Yaşanılan, çekilmeye çalışılan Ortadoğu bataklığı, petrol uğruna yanı başımızda yaşanan katliamlar, vatandaşlarımızın ve sınırlarımızın güvenliği, İran, Rusya, Yunanistan, Kıbrıs, Suriye, Ermenistan…
Bu Türk’ün kaçıncı “Ateşle dansıdır” bilinmez… Bilen varsa buyursun. Türkiye’nin coğrafi konumu, “çekiçle-örs” arasındadır… Tarih, yüzyıllardan beri Türk’ün ateşle yaptığı dansı seyrediyor. Haddeden geçirilen “nezaket” değil, Türk’ün hayat duruşudur. Kızgın potalarda kaynatılan, her türlü belaya, musibete karşı gösterdiği sabırdır. “Örs’le çekiç” arasında dövülen tarihi tecrübedir. “Yari güzel olanın gözünü uyku tutmaz” derler. Vatan için uykumuz da yoktur.
Sinek örümceğin, örümcek kurbağanın, kurbağa kertenkelenin, kertenkele farenin, fare kartalın, kartal tilkinin, tilki de aslanın pençesinde. Yaşanan kurtuluş savaşları ve iki dünya savaşından elde edilen kanlı tecrübelerden sonra ortaya konan “Dünya Hukuku” çalışmaları bir hikayeden öteye gidememektedir. Büyük bir iştahla dahil olduğumuz sözleşmeler, AGİK’ler, Helsinki Senetleri, Paris şartları, BM kararları, Kopenhag kriterleri esasta, “Ben ıslık çalarım, sen oynarsın” tarzında bizim başucu masalımızdır. Aslında bu belgeler eşit iki aktör arasında imzalanıyor gibi kabul edilse de zayıf, “Hah ben tanındım, haklarımı aldım, ezilmekten kurtuldum” akılsızlığıyla kendi saflığını yansıtırken güçlü, “Hah, bunu da oyuna dahil ettim.

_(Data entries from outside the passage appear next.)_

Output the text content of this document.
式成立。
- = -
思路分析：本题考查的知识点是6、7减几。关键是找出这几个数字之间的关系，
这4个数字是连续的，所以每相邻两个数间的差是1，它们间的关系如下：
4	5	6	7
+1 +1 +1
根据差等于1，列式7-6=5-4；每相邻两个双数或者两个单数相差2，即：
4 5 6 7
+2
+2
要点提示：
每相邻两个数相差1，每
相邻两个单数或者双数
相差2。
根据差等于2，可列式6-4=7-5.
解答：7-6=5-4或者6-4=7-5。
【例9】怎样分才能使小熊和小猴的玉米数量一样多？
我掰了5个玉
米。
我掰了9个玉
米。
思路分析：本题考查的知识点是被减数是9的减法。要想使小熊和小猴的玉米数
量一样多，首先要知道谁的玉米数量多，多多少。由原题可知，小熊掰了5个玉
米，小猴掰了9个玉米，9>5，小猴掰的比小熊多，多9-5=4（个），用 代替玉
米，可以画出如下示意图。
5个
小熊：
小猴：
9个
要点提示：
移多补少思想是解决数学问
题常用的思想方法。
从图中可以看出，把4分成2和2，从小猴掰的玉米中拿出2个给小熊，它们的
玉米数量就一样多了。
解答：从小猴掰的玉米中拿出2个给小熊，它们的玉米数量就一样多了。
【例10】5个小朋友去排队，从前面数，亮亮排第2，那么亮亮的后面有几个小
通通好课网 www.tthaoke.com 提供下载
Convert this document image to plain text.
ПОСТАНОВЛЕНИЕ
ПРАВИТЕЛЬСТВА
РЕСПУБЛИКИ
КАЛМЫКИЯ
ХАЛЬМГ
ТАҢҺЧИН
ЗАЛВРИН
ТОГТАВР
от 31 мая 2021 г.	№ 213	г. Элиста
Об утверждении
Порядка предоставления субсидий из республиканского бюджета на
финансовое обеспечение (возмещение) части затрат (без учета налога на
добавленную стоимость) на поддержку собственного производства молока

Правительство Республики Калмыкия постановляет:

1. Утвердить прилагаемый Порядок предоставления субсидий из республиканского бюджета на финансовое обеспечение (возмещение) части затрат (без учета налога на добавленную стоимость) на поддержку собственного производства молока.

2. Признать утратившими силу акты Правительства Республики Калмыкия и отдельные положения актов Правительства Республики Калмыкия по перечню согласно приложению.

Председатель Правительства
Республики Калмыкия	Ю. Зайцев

Artık sadece benim borum ötecek, kuralları ben koyacağım” akıllılığıyla kendi Şark Kurnazlığını ortaya koymaktadır.
Bu da ateşin en acı dansıdır.
Bu doğru mudur, yanlış mıdır?
Tartışması abesle iştigaldir…
Elbette ulu önder Mustafa Kemal ATATÜRK’ün, muasır medeniyet seviyesi, bu necip milletin hak ettiği ve varmak istediği ana hedeftir.